I misread a story by Sarah Kaplan today
It was a story about Neanderthals. It originally appeared in The Washington Post, but I saw it in The Oregonadian/OregonadiaLive, an Advance Publication for mass click debaters. The story nestled among other unrelated journalistic gems from stiff and wired reports about the Border Patrol no longer being able to perform background checks on new hires because of funding cuts and the need to hire thousands more agents to kill or capture Mexicans under President* Donnie Dimwit’s hingeless immigration policies. Another AP story discussed the Day Without Women protests that made Donnie’s pussy-grabbing hands itch, and the page was rounded out with a story on an ISIS attack on a hospital in Afghanistan and a Dear Abby column about “parental alienation.” The only things missing were ads for incontinence diapers, edible crotchless underwear, and great new investment opportunities.
The headline chosen for Sarah’s story was
Neanderthal teeth show diet based on locale
Really? Like everyone else in this nation of miserable fucks (NOMF™), I had always assumed our ancestors could order out or purchase exotic foods from whatever Amazon was called back in the Neanderthal heyday. But it turns out, Neanderthals apparently ate shit that they found nearby, at least according to an analysis of tooth enamel of four dead people who lived between 42,000 and 50,000 years before the Age of Trump on land that would later be occupied by the EU in Belgium and Spain.

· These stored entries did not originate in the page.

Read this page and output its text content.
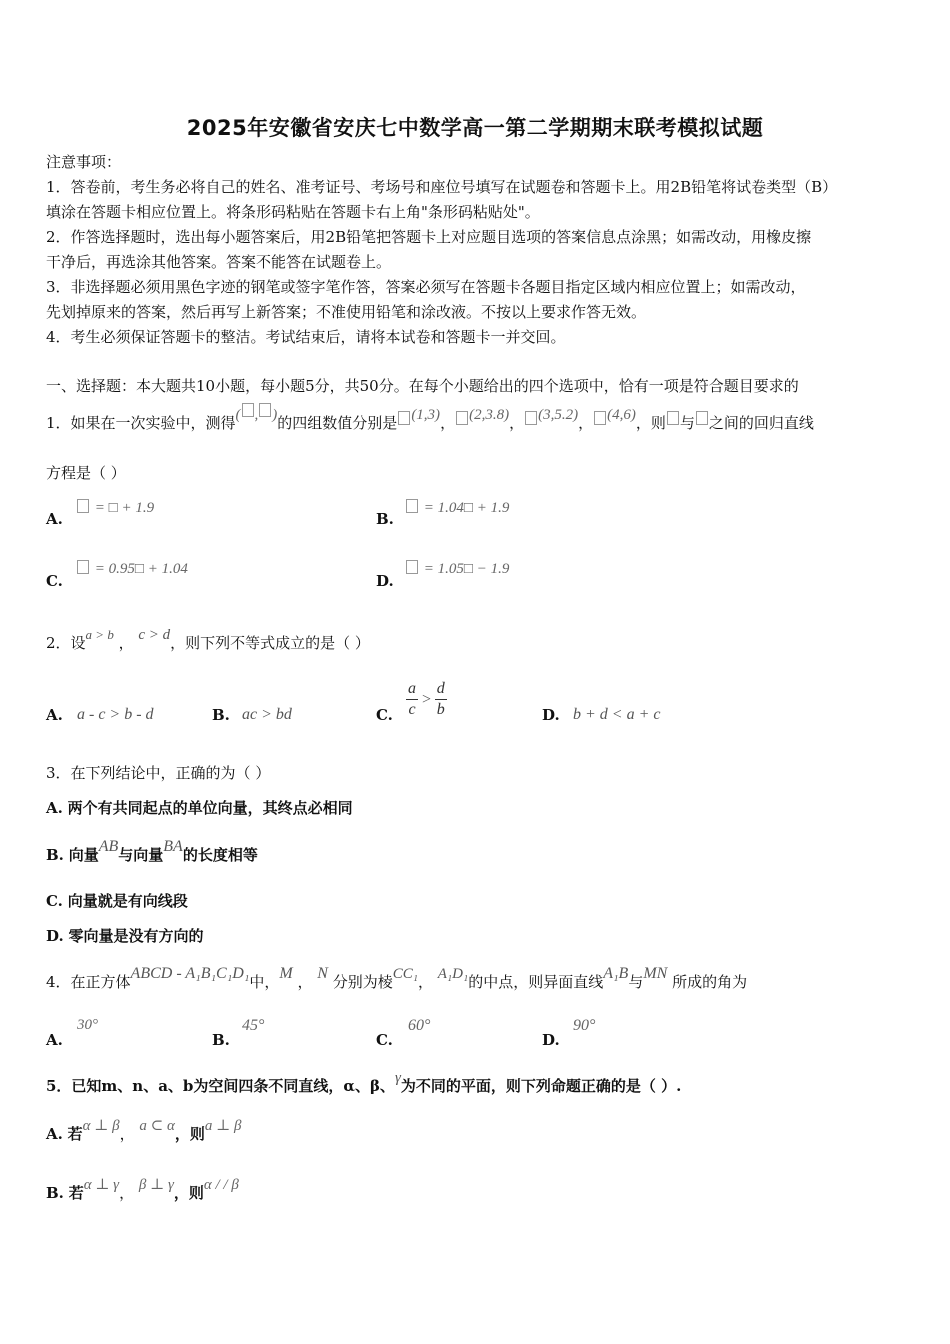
2025年安徽省安庆七中数学高一第二学期期末联考模拟试题
注意事项：
1．答卷前，考生务必将自己的姓名、准考证号、考场号和座位号填写在试题卷和答题卡上。用2B铅笔将试卷类型（B）
填涂在答题卡相应位置上。将条形码粘贴在答题卡右上角"条形码粘贴处"。
2．作答选择题时，选出每小题答案后，用2B铅笔把答题卡上对应题目选项的答案信息点涂黑；如需改动，用橡皮擦
干净后，再选涂其他答案。答案不能答在试题卷上。
3．非选择题必须用黑色字迹的钢笔或签字笔作答，答案必须写在答题卡各题目指定区域内相应位置上；如需改动，
先划掉原来的答案，然后再写上新答案；不准使用铅笔和涂改液。不按以上要求作答无效。
4．考生必须保证答题卡的整洁。考试结束后，请将本试卷和答题卡一并交回。
一、选择题：本大题共10小题，每小题5分，共50分。在每个小题给出的四个选项中，恰有一项是符合题目要求的
1．如果在一次实验中，测得( , )的四组数值分别是 (1,3)， (2,3.8)， (3,5.2)， (4,6)，则 与 之间的回归直线
方程是（ ）
A.
= □ + 1.9
B.
= 1.04□ + 1.9
C.
= 0.95□ + 1.04
D.
= 1.05□ − 1.9
2．设a > b ， c > d，则下列不等式成立的是（ ）
A. a - c > b - d	B. ac > bd	C. $\frac{a}{c} > \frac{d}{b}$	D. b + d < a + c
3．在下列结论中，正确的为（ ）
A. 两个有共同起点的单位向量，其终点必相同
B. 向量AB与向量BA的长度相等
C. 向量就是有向线段
D. 零向量是没有方向的
4．在正方体ABCD - A₁B₁C₁D₁中，M ， N 分别为棱CC₁， A₁D₁的中点，则异面直线A₁B与MN 所成的角为
A.
30°
B.
45°
C.
60°
D.
90°
5．已知m、n、a、b为空间四条不同直线，α、β、γ为不同的平面，则下列命题正确的是（ ）.
A. 若α ⊥ β， a ⊂ α，则a ⊥ β
B. 若α ⊥ γ， β ⊥ γ，则α / / β
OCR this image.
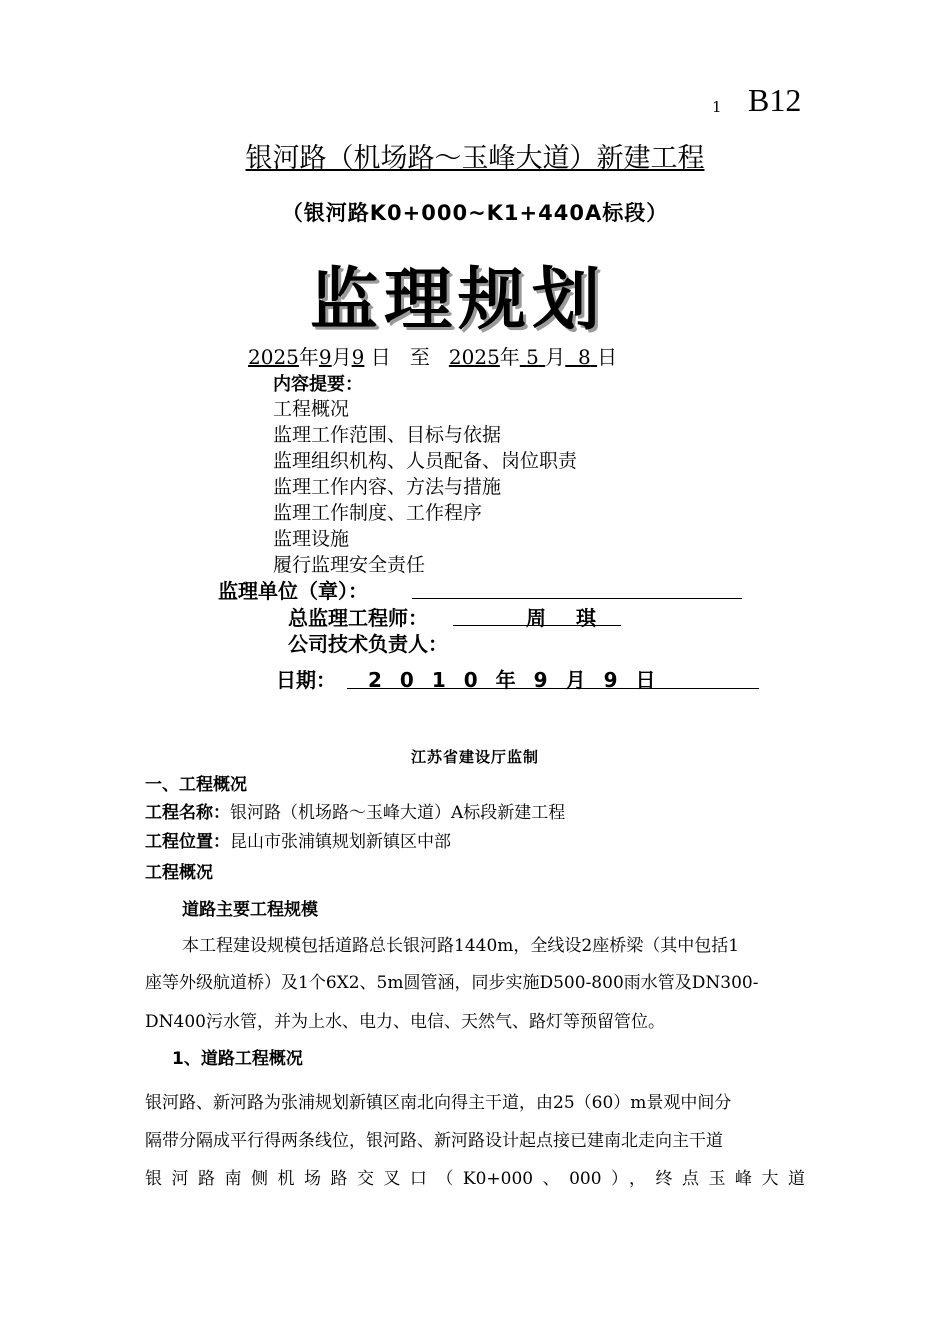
1 B12
银河路（机场路～玉峰大道）新建工程
（银河路K0+000~K1+440A标段）
监理规划
2025年9月9 日 至 2025年 5 月 8 日
内容提要：
工程概况
监理工作范围、目标与依据
监理组织机构、人员配备、岗位职责
监理工作内容、方法与措施
监理工作制度、工作程序
监理设施
履行监理安全责任
监理单位（章）：
总监理工程师：	周琪
公司技术负责人：
日期： 2010年9月9日
江苏省建设厅监制
一、工程概况
工程名称：银河路（机场路～玉峰大道）A标段新建工程
工程位置：昆山市张浦镇规划新镇区中部
工程概况
道路主要工程规模
本工程建设规模包括道路总长银河路1440m，全线设2座桥梁（其中包括1
座等外级航道桥）及1个6X2、5m圆管涵，同步实施D500-800雨水管及DN300-
DN400污水管，并为上水、电力、电信、天然气、路灯等预留管位。
1、道路工程概况
银河路、新河路为张浦规划新镇区南北向得主干道，由25（60）m景观中间分
隔带分隔成平行得两条线位，银河路、新河路设计起点接已建南北走向主干道
银河路南侧机场路交叉口（K0+000、000），终点玉峰大道
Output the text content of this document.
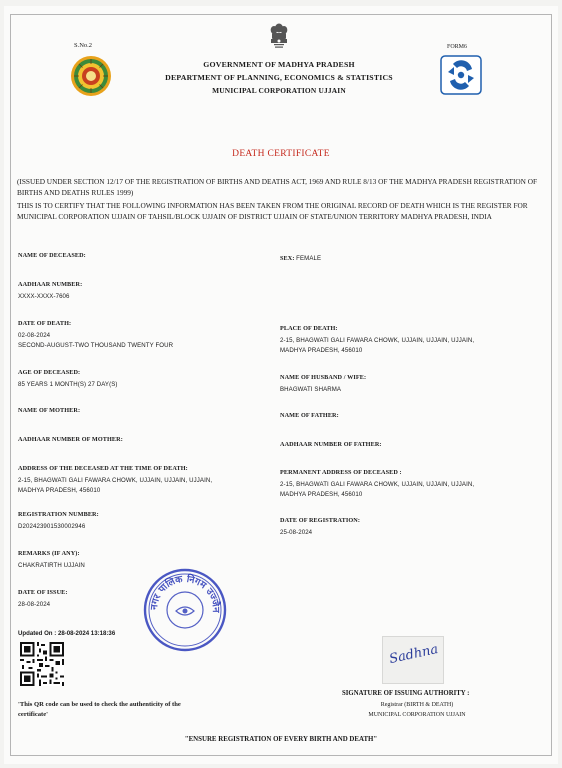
S.No.2	FORM6
GOVERNMENT OF MADHYA PRADESH
DEPARTMENT OF PLANNING, ECONOMICS & STATISTICS
MUNICIPAL CORPORATION UJJAIN
DEATH CERTIFICATE
(ISSUED UNDER SECTION 12/17 OF THE REGISTRATION OF BIRTHS AND DEATHS ACT, 1969 AND RULE 8/13 OF THE MADHYA PRADESH REGISTRATION OF BIRTHS AND DEATHS RULES 1999)
THIS IS TO CERTIFY THAT THE FOLLOWING INFORMATION HAS BEEN TAKEN FROM THE ORIGINAL RECORD OF DEATH WHICH IS THE REGISTER FOR MUNICIPAL CORPORATION UJJAIN OF TAHSIL/BLOCK UJJAIN OF DISTRICT UJJAIN OF STATE/UNION TERRITORY MADHYA PRADESH, INDIA
NAME OF DECEASED:
AADHAAR NUMBER:
XXXX-XXXX-7606
DATE OF DEATH:
02-08-2024
SECOND-AUGUST-TWO THOUSAND TWENTY FOUR
AGE OF DECEASED:
85 YEARS 1 MONTH(S) 27 DAY(S)
NAME OF MOTHER:
AADHAAR NUMBER OF MOTHER:
ADDRESS OF THE DECEASED AT THE TIME OF DEATH:
2-15, BHAGWATI GALI FAWARA CHOWK, UJJAIN, UJJAIN, UJJAIN,
MADHYA PRADESH, 456010
REGISTRATION NUMBER:
D202423901530002946
REMARKS (IF ANY):
CHAKRATIRTH UJJAIN
DATE OF ISSUE:
28-08-2024
SEX: FEMALE
PLACE OF DEATH:
2-15, BHAGWATI GALI FAWARA CHOWK, UJJAIN, UJJAIN, UJJAIN,
MADHYA PRADESH, 456010
NAME OF HUSBAND / WIFE:
BHAGWATI SHARMA
NAME OF FATHER:
AADHAAR NUMBER OF FATHER:
PERMANENT ADDRESS OF DECEASED :
2-15, BHAGWATI GALI FAWARA CHOWK, UJJAIN, UJJAIN, UJJAIN,
MADHYA PRADESH, 456010
DATE OF REGISTRATION:
25-08-2024
नगर पालिक निगम उज्जैन
Updated On : 28-08-2024 13:18:36
'This QR code can be used to check the authenticity of the
certificate'
Sadhna
SIGNATURE OF ISSUING AUTHORITY :
Registrar (BIRTH & DEATH)
MUNICIPAL CORPORATION UJJAIN
"ENSURE REGISTRATION OF EVERY BIRTH AND DEATH"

In fact, the dead people in what is now Belgium ate shit that was much different from the shit eaten by the dead people in what is now Spain. If the area had better infrastructure, food delivery services would have sprung up to ensure that dead people everywhere had equal access to the same old shit, like we do today.
Perhaps most surprising was that examination of dental plaque on one of the dead Spaniards found traces of aspirin and penicillin, thousands of years before those substances were considered to be marketable commodities.
I’m waiting for follow-up studies to determine where these people got their news and information. Aren't you?